Dr Siobhan Sen Gupta explains how the UCL Institute of Women’s Health encourages students to feedback on their experience through the New to UCL survey & Postgraduate Taught Experience survey (PTES).
23 June 2017
With one of the university’s highest response rates, the Institute of Women’s Health (IfWH) has found that the most successful way to get students to fill in surveys has been to allocate a slot of time in the timetable for them to be completed.
The importance of institutional surveys
Staff encourage students to feedback through these mechanisms in order to understand what changes might be needed for future students, or can be implemented immediately.
Issues and themes raised in survey responses are discussed in staff and student consultative meetings where a possible solution is considered.
Regular contact time and a small cohort of 40 students, as well as a shared common room in close proximity to a seminar room where almost all lectures take place, have enabled face-to-face encouragement from staff. This also helped to assure students that their participation in surveys is valued and essential to constant improvement of the student experience.
Electronic surveys allow anonymity and quick evaluation, in contrast to the paper-based ways of gathering feedback they have replaced. Institutional surveys are co-ordinated by the UCL Office of the Vice-Provost (Education & Student Affairs) which has a dedicated Student Engagement team working with departments to promote surveys and digest the results for them.
Understanding the needs of new students with the 'New to UCL' survey
UCL’s ‘New to UCL’ survey, launched last year and aimed at all students at the start of their UCL experience, gives students the opportunity to feed back about issues they have found difficult, as well as their positive experience so far.
The survey has helped the IfWH to tackle issues which in the past students may have struggled on with alone, such as a lack of information or the need for more support. It has also helped the Institute pick up on non-departmental concerns which can then be taken forward on students’ behalf.
The survey gives many students the voice they need to express thoughts about their new environment.
Ensuring students understand the importance and role of institutional surveys
A crucial element ensuring the continued high response rates has been for staff to make clear the importance of considered answers to surveys when asking students to complete them.
There is the potential for departments to get overloaded with feedback as students might not realise how much their individual comments get discussed and escalated. They are also made aware that they can feed back directly to staff about immediate issues.
For the future, the department is considering facilitating discussion between student representatives and future students about how the process works.
Students have indicated that it would be useful to hear from their peers how surveys work and how issues have been dealt with in the past.
Some new students might not be aware how immediately their feedback can result in action so these conversations will help them take survey participation seriously and consider what issues they want to raise.

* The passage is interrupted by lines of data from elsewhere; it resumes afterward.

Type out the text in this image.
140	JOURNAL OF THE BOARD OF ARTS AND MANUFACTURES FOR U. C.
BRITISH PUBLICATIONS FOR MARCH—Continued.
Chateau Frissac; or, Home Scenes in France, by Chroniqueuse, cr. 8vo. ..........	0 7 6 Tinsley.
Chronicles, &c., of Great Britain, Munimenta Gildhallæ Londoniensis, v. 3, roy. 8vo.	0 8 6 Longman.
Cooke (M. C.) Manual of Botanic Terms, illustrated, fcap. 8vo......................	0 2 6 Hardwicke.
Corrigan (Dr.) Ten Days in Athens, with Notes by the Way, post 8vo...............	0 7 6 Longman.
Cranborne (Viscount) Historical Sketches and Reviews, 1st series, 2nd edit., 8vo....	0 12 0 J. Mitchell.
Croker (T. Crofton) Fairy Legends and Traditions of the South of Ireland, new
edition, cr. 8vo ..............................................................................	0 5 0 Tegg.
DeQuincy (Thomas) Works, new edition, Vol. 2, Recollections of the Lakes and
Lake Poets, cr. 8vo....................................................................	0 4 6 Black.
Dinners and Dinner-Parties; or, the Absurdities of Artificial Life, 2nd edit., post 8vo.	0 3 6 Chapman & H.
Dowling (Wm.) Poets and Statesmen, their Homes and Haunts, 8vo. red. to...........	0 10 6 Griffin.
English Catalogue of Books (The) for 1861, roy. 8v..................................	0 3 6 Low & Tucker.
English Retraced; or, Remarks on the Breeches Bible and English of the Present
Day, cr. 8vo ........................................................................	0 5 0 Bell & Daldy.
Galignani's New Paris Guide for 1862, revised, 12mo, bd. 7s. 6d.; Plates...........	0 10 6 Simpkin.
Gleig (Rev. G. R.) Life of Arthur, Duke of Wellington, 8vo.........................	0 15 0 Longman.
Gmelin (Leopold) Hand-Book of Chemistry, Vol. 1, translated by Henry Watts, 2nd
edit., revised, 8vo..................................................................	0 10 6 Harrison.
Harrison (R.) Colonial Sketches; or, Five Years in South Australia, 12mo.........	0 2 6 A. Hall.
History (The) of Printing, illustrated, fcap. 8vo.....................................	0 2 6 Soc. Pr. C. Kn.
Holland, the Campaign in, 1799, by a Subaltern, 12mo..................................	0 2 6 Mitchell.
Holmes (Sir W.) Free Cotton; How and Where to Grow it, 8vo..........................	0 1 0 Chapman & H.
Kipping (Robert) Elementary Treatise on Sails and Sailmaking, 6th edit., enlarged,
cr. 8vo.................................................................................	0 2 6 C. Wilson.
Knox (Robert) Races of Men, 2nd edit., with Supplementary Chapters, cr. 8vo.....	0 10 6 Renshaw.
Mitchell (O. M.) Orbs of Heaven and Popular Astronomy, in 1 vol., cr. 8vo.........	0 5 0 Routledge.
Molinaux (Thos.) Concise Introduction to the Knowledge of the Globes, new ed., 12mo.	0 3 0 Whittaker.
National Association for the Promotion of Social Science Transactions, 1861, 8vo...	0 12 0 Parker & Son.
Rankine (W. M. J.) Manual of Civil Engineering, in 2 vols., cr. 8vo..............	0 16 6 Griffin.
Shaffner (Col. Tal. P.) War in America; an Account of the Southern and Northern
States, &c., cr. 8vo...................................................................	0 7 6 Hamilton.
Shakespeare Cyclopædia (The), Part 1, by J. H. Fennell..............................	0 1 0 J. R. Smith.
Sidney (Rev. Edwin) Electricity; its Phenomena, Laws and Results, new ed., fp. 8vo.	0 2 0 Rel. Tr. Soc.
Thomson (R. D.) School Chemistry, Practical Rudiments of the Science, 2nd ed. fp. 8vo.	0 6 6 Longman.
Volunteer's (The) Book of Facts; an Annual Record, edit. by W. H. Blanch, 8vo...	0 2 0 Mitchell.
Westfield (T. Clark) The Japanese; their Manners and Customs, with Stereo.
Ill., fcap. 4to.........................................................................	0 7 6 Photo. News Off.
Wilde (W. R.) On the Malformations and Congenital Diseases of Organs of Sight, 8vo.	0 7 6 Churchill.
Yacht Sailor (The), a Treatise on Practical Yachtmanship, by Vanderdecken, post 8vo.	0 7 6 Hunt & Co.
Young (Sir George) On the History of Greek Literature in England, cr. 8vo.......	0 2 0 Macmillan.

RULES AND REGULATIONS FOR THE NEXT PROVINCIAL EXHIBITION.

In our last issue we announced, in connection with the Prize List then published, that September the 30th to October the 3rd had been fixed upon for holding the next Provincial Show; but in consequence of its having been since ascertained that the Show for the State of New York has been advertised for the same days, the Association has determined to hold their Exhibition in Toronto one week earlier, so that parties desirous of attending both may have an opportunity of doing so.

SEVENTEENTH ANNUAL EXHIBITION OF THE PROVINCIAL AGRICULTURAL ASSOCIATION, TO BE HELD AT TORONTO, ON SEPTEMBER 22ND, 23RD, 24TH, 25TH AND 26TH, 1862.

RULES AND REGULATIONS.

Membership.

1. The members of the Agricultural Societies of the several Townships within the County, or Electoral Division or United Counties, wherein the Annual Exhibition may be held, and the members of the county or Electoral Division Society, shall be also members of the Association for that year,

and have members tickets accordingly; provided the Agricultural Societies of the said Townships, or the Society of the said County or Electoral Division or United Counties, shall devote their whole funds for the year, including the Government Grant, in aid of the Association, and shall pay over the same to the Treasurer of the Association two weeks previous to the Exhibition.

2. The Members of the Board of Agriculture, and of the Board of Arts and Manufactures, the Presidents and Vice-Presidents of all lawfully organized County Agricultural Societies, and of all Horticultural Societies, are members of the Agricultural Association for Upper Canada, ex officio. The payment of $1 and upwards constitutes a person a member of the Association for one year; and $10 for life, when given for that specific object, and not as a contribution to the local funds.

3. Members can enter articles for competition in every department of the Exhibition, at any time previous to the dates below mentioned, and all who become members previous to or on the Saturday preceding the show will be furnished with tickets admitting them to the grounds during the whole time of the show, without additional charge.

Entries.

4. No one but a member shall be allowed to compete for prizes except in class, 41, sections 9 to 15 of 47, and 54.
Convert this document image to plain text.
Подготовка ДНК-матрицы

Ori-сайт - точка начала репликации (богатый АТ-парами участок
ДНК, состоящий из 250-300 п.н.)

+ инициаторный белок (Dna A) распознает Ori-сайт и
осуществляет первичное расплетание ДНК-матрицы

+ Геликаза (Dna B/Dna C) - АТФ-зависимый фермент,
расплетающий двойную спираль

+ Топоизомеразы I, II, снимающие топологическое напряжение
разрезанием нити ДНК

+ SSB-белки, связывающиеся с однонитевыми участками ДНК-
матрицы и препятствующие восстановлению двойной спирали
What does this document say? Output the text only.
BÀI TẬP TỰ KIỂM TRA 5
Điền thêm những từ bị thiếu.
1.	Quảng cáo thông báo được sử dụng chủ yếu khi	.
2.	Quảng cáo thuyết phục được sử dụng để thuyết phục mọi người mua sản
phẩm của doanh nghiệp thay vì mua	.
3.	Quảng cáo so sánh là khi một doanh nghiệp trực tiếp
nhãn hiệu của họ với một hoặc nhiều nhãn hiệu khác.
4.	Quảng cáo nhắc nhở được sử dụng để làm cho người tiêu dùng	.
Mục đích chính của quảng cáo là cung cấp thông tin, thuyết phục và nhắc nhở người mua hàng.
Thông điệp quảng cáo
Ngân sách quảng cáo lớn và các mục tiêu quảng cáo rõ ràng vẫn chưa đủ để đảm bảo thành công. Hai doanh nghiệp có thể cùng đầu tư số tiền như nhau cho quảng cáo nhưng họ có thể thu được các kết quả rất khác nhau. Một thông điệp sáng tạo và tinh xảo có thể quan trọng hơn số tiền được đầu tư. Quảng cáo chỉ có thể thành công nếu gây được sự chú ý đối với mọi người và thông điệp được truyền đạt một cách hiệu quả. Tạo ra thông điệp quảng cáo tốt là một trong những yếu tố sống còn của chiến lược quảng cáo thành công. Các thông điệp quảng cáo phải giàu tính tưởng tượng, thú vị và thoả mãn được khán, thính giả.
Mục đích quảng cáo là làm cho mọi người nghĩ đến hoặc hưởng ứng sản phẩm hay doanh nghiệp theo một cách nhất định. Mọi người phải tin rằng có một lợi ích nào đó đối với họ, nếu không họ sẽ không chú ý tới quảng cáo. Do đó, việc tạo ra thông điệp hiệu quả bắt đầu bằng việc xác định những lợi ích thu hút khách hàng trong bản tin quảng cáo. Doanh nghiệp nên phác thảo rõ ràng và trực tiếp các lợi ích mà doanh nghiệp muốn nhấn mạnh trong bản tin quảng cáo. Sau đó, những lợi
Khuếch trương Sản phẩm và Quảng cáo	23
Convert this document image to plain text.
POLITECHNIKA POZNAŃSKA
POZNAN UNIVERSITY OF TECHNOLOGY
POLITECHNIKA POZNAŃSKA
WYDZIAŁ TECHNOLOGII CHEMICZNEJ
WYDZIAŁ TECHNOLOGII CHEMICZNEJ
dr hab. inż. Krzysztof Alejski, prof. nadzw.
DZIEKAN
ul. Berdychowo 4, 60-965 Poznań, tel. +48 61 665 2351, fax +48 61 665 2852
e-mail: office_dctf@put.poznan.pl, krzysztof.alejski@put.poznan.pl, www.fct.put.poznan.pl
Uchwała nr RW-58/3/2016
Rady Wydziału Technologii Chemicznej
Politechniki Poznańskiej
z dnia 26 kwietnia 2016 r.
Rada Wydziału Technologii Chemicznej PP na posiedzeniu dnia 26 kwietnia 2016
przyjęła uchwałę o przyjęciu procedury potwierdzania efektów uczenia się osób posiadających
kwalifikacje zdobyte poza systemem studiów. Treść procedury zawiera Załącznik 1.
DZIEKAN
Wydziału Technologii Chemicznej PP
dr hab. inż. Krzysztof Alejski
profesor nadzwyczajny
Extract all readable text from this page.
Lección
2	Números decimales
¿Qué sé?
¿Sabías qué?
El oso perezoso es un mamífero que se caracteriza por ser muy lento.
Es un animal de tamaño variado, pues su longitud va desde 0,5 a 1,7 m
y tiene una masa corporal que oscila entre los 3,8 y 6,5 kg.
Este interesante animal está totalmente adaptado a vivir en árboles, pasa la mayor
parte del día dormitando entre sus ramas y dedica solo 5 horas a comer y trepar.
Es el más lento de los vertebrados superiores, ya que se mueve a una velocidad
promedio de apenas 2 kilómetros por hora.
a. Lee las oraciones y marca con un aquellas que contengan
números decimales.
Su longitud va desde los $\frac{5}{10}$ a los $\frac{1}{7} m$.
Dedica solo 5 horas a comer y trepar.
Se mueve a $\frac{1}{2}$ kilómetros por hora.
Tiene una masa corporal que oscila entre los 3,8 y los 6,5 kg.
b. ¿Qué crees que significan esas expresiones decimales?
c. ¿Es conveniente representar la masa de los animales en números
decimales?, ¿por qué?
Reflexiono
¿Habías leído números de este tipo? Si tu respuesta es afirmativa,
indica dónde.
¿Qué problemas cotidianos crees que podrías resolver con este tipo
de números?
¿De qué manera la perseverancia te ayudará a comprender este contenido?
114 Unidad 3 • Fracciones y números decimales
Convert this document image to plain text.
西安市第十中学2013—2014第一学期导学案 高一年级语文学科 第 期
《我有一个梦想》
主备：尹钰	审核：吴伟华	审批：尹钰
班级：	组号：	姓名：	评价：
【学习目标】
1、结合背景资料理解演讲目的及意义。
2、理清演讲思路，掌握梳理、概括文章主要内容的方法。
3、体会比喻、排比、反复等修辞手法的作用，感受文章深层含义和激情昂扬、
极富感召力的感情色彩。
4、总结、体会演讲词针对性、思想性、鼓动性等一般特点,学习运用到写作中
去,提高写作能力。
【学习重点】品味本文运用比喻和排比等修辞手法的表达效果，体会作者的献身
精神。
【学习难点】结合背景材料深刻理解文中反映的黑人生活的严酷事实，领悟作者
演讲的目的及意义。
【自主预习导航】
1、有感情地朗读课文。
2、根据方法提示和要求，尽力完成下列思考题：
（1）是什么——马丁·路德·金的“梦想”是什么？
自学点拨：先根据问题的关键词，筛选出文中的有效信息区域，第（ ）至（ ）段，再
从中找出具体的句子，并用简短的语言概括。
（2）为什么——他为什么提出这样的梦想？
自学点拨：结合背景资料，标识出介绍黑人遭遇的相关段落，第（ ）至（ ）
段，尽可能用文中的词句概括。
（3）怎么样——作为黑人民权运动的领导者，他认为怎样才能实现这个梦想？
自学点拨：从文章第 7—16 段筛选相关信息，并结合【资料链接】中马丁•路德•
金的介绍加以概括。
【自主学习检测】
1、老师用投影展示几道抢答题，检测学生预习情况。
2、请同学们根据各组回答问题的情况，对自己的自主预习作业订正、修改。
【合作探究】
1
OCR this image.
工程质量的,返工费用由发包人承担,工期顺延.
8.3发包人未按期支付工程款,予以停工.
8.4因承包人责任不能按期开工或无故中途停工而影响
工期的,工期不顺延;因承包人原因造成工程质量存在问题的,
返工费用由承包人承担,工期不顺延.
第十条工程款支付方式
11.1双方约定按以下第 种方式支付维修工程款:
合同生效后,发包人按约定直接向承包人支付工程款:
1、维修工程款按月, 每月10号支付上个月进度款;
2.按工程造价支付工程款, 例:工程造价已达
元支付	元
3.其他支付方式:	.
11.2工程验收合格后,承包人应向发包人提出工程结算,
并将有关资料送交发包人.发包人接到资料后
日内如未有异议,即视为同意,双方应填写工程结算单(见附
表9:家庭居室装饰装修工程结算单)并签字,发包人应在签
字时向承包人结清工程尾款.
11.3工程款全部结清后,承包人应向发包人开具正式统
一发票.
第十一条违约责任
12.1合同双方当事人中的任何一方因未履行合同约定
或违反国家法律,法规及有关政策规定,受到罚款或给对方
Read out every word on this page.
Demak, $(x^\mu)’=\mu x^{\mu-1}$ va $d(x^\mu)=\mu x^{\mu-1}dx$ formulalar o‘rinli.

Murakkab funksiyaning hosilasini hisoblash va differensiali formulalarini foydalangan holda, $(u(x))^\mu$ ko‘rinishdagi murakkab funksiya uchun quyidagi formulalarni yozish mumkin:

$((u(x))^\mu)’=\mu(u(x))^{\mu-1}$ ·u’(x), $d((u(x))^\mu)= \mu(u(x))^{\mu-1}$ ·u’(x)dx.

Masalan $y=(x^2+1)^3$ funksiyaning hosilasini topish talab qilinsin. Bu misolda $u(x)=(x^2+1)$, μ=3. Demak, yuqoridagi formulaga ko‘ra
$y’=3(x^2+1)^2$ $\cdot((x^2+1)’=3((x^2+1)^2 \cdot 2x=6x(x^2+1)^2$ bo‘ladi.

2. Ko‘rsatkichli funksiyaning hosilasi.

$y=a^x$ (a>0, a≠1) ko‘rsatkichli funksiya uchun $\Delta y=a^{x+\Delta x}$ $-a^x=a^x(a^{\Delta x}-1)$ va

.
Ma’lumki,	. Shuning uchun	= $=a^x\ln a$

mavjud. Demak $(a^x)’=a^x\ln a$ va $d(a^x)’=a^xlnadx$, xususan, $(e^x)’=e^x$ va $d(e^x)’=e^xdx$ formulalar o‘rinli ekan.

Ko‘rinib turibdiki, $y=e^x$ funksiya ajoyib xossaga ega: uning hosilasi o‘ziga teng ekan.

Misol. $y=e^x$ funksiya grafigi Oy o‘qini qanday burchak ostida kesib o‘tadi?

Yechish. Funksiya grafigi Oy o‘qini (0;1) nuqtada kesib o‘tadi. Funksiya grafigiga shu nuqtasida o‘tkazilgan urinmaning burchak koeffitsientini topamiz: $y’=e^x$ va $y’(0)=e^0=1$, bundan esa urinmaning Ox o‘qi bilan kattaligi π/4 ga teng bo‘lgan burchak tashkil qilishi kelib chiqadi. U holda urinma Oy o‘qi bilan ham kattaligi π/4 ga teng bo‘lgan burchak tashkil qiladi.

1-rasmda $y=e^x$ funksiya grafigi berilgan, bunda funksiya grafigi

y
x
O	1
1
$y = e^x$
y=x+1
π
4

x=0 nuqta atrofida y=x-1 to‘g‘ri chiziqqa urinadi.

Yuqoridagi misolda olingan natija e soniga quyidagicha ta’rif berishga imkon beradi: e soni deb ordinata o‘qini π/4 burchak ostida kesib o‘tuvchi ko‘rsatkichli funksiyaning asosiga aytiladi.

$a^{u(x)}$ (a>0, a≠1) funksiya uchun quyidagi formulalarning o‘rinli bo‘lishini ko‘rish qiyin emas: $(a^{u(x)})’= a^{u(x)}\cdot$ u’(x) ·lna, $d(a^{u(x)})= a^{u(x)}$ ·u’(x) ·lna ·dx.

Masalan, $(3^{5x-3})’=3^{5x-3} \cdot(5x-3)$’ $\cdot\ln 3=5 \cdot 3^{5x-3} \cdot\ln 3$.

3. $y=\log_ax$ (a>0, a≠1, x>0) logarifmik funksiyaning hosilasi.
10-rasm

Asking alumni to talk about their experiences
There is also the possibility of bringing in alumni to talk about their experience at UCL and how they influenced change through taking part in surveys. As they have recently gone through the same experience as current students, they are best placed to talk about how changes from previous years enhanced their experience.
This in turn encourages students to think about the potential to influence things for students to come.